Promises Fulfilled in the New Testament

In the writings of the New Testament, we see the fulfillment of the promises of God in the coming of our Lord and Savior Jesus Christ. This month I will concentrate on the importance of reading through the New Testament and focusing on the amazing details of our God becoming fully man.  The New Testament books can be divided into basic categories comprised of the four Gospels, a single book of history (the book of Acts), the Epistles (Romans-Jude), and the Book of Revelation.  The Epistles can be subdivided into the Pauline epistles (those written by Paul), and the general epistles (James through Jude).
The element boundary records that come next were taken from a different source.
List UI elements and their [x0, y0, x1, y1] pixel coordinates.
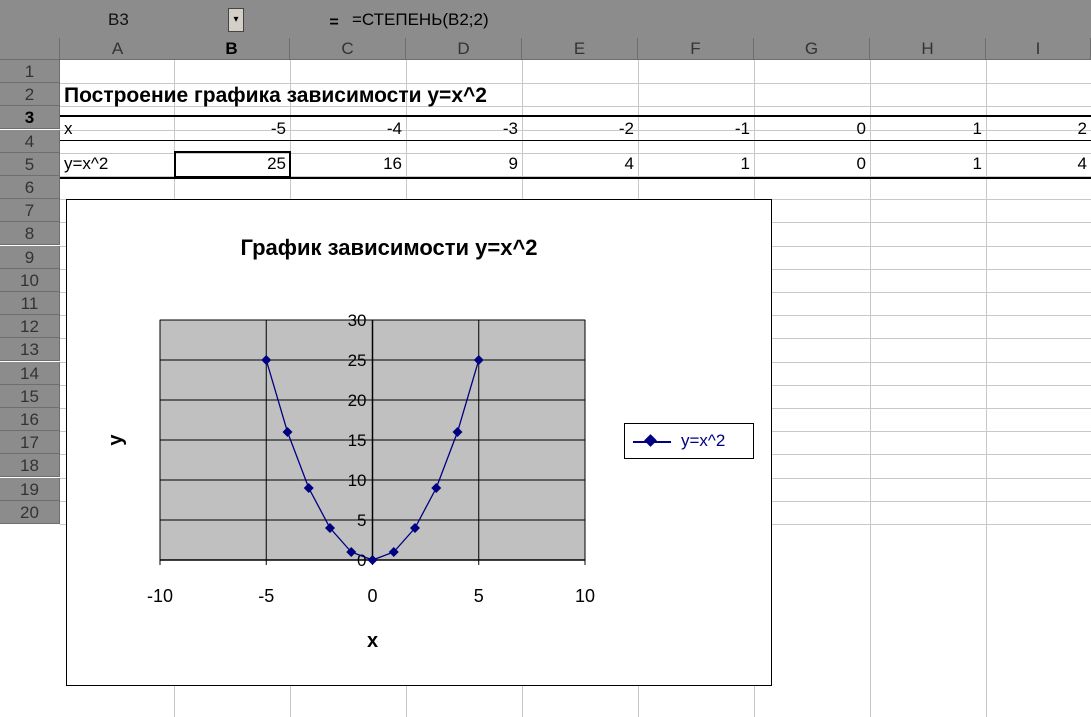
sheet-title-cell[interactable]: Построение графика зависимости y=x^2: [64, 84, 487, 108]
x-tick-label: -10: [147, 586, 173, 606]
formula-input[interactable]: =СТЕПЕНЬ(B2;2): [352, 8, 489, 32]
row-header-16[interactable]: 16: [0, 408, 60, 431]
cell-g3[interactable]: 0: [754, 152, 870, 175]
chart-title: График зависимости y=x^2: [240, 235, 537, 260]
y-tick-label: 10: [348, 471, 367, 490]
legend-label: y=x^2: [681, 431, 726, 450]
row-header-15[interactable]: 15: [0, 384, 60, 408]
cell-b2[interactable]: -5: [174, 117, 290, 140]
cell-c3[interactable]: 16: [290, 152, 406, 175]
y-axis-label: y: [105, 434, 127, 446]
row-header-1[interactable]: 1: [0, 60, 60, 83]
y-tick-label: 20: [348, 391, 367, 410]
table-border-mid: [60, 140, 1091, 141]
x-tick-label: 5: [474, 586, 484, 606]
row-header-13[interactable]: 13: [0, 338, 60, 362]
row-header-6[interactable]: 6: [0, 176, 60, 199]
column-header-c[interactable]: C: [290, 38, 406, 60]
cell-d3[interactable]: 9: [406, 152, 522, 175]
name-box[interactable]: B3: [8, 8, 220, 32]
select-all-corner[interactable]: [0, 38, 60, 60]
y-tick-label: 30: [348, 311, 367, 330]
cell-a3[interactable]: y=x^2: [60, 152, 174, 175]
x-tick-label: 10: [575, 586, 595, 606]
row-header-18[interactable]: 18: [0, 454, 60, 478]
name-box-value: B3: [108, 10, 129, 29]
row-header-8[interactable]: 8: [0, 222, 60, 246]
x-axis-label: x: [367, 630, 378, 652]
column-header-b[interactable]: B: [174, 38, 290, 60]
legend-diamond-marker: [644, 434, 657, 447]
cell-e3[interactable]: 4: [522, 152, 638, 175]
cell-g2[interactable]: 0: [754, 117, 870, 140]
column-header-h[interactable]: H: [870, 38, 986, 60]
x-tick-label: 0: [367, 586, 377, 606]
cell-d2[interactable]: -3: [406, 117, 522, 140]
cell-f3[interactable]: 1: [638, 152, 754, 175]
cell-i3[interactable]: 4: [986, 152, 1091, 175]
cell-i2[interactable]: 2: [986, 117, 1091, 140]
y-tick-label: 25: [348, 351, 367, 370]
column-header-i[interactable]: I: [986, 38, 1091, 60]
column-header-d[interactable]: D: [406, 38, 522, 60]
row-header-3[interactable]: 3: [0, 106, 60, 130]
row-header-12[interactable]: 12: [0, 315, 60, 339]
row-header-20[interactable]: 20: [0, 500, 60, 524]
column-header-f[interactable]: F: [638, 38, 754, 60]
cell-h2[interactable]: 1: [870, 117, 986, 140]
x-tick-label: -5: [258, 586, 274, 606]
y-tick-label: 5: [357, 511, 366, 530]
row-header-7[interactable]: 7: [0, 199, 60, 223]
cell-e2[interactable]: -2: [522, 117, 638, 140]
column-header-a[interactable]: A: [60, 38, 176, 60]
row-header-2[interactable]: 2: [0, 83, 60, 107]
row-header-5[interactable]: 5: [0, 152, 60, 176]
row-header-11[interactable]: 11: [0, 292, 60, 315]
chart-legend[interactable]: y=x^2: [624, 423, 754, 459]
row-header-9[interactable]: 9: [0, 245, 60, 269]
column-header-g[interactable]: G: [754, 38, 870, 60]
column-header-e[interactable]: E: [522, 38, 638, 60]
row-header-19[interactable]: 19: [0, 477, 60, 501]
cell-h3[interactable]: 1: [870, 152, 986, 175]
cell-f2[interactable]: -1: [638, 117, 754, 140]
name-box-dropdown-button[interactable]: ▾: [228, 8, 244, 32]
row-header-17[interactable]: 17: [0, 431, 60, 455]
formula-equals-button[interactable]: =: [322, 14, 346, 32]
cell-c2[interactable]: -4: [290, 117, 406, 140]
formula-bar: B3 ▾ = =СТЕПЕНЬ(B2;2): [0, 0, 1091, 39]
row-header-10[interactable]: 10: [0, 268, 60, 292]
y-tick-label: 15: [348, 431, 367, 450]
row-header-4[interactable]: 4: [0, 129, 60, 153]
row-header-14[interactable]: 14: [0, 361, 60, 385]
selected-cell-b3[interactable]: [174, 151, 291, 178]
cell-a2[interactable]: x: [60, 117, 174, 140]
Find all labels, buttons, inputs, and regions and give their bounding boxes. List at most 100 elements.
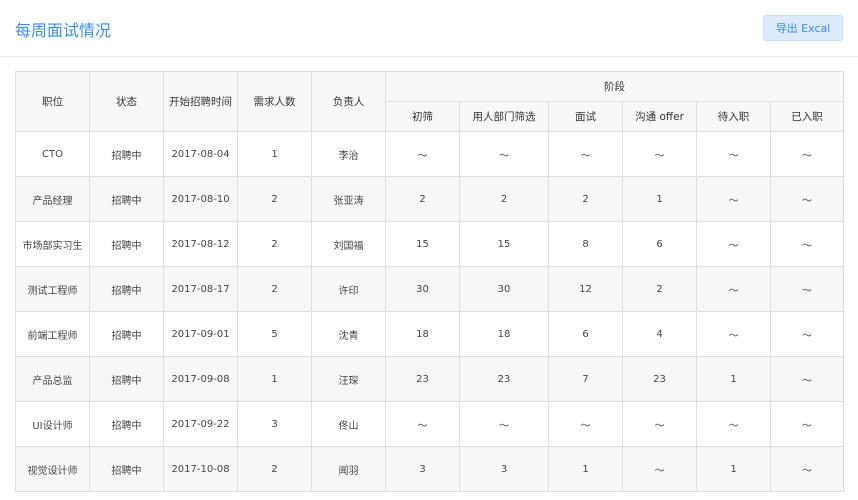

I want to explain something about each of these types of books.  The Gospels begin the New Testament because their focus is on the life, ministry, and saving acts of Jesus of Nazareth as Messiah and Savior.  These books speak with one voice concerning the message of Jesus coming into the world as the divine Son of God to save us from sin and death.  Among the Gospels there is more commonality in the structures of Matthew, Mark, and Luke than the Gospel of John. But each Gospel writer in his own unique style tells us of the Good News of Jesus Christ.  Two of the Gospels, Matthew and Luke, record the events of our Lord’s miraculous conception in His mother Mary and His birth. Each Gospel includes the teachings, miracles, and ministry of our Lord.  All the Gospel writers also cover in detail the last week of Christ’s life including such details as His triumphal entrance into Jerusalem, His Last Supper, His trial, death, and resurrection. 

The Book of Acts presents the spread of the Gospel after Christ’s Ascension and the coming of the Holy Spirit on the Day of Pentecost.  Jesus told His apostles in Acts 1:8, “but you will receive power when the Holy Spirit has come upon you; and you shall be My witnesses both in Jerusalem, and in all Judea and Samaria, and even to the remotest part of the earth.” The Book of Acts reports on the activities of the apostles and the early Church fulfilling this command from the Lord. 

The Epistles of the New Testament are letters written by Paul and other writers.  Some of these letters are addressed to specific churches in the Mediterranean world such as the churches in Rome, Corinth, Ephesus, and Philippi.  Three of Paul’s letters (1 and 2 Timothy and Titus) are addressed to individuals who were leaders in the early church.  The rest of the Epistles in the New Testament not written by Paul were not known to be written to a specific church but instead were to be circulated to all the churches in that region.  The Epistles impart an important contribution to the writings of the New Testament as they address certain issues churches were facing which had not been addressed in detail in either the Gospels or the book of Acts.  The Epistles cover such topics as the gifts of the Holy Spirit and the offices of presbyter and deacon and their qualifications.  There are also aspects of Christian living which are recounted in greater detail than in the Gospels including the fruit of the Spirit (Galatians 5:22-24), the care of the widows and the poor (2 Thessalonians 3; 1 Timothy 5), and other aspects of Christian living (Galatians 6; Ephesians 4-6; Philippians 4; Colossians 3; 1 Thessalonians 4). 

The Book of Revelation is unique as a type of literature within the New Testament in that it focuses on the end times and the coming of the Lord.  While the Lord Jesus does make predictions in the Gospels about both the sufferings of the early Church and the sufferings of the Church before His 2nd coming in Matthew 24; Mark 13; and Luke 21, in the Book of Revelation, there is a greater emphasis on the things to come, especially in Revelation chapters 4-20.  Some of the predictions of persecution were fulfilled within the lifetime of those in the 1st Century. Other events predicted happened after the time of the New Testament including during our own day and some have yet to be fulfilled in the last generation before the Lord’s 2nd coming.    

Each distinct type of literature within the Bible makes a specific contribution through the guidance of the Holy Spirit to foreshadow, fulfill, and apply the Gospel of Jesus Christ our Lord and Savior.  May God grant us a deep desire to read, meditate on, and apply God’s word to our lives.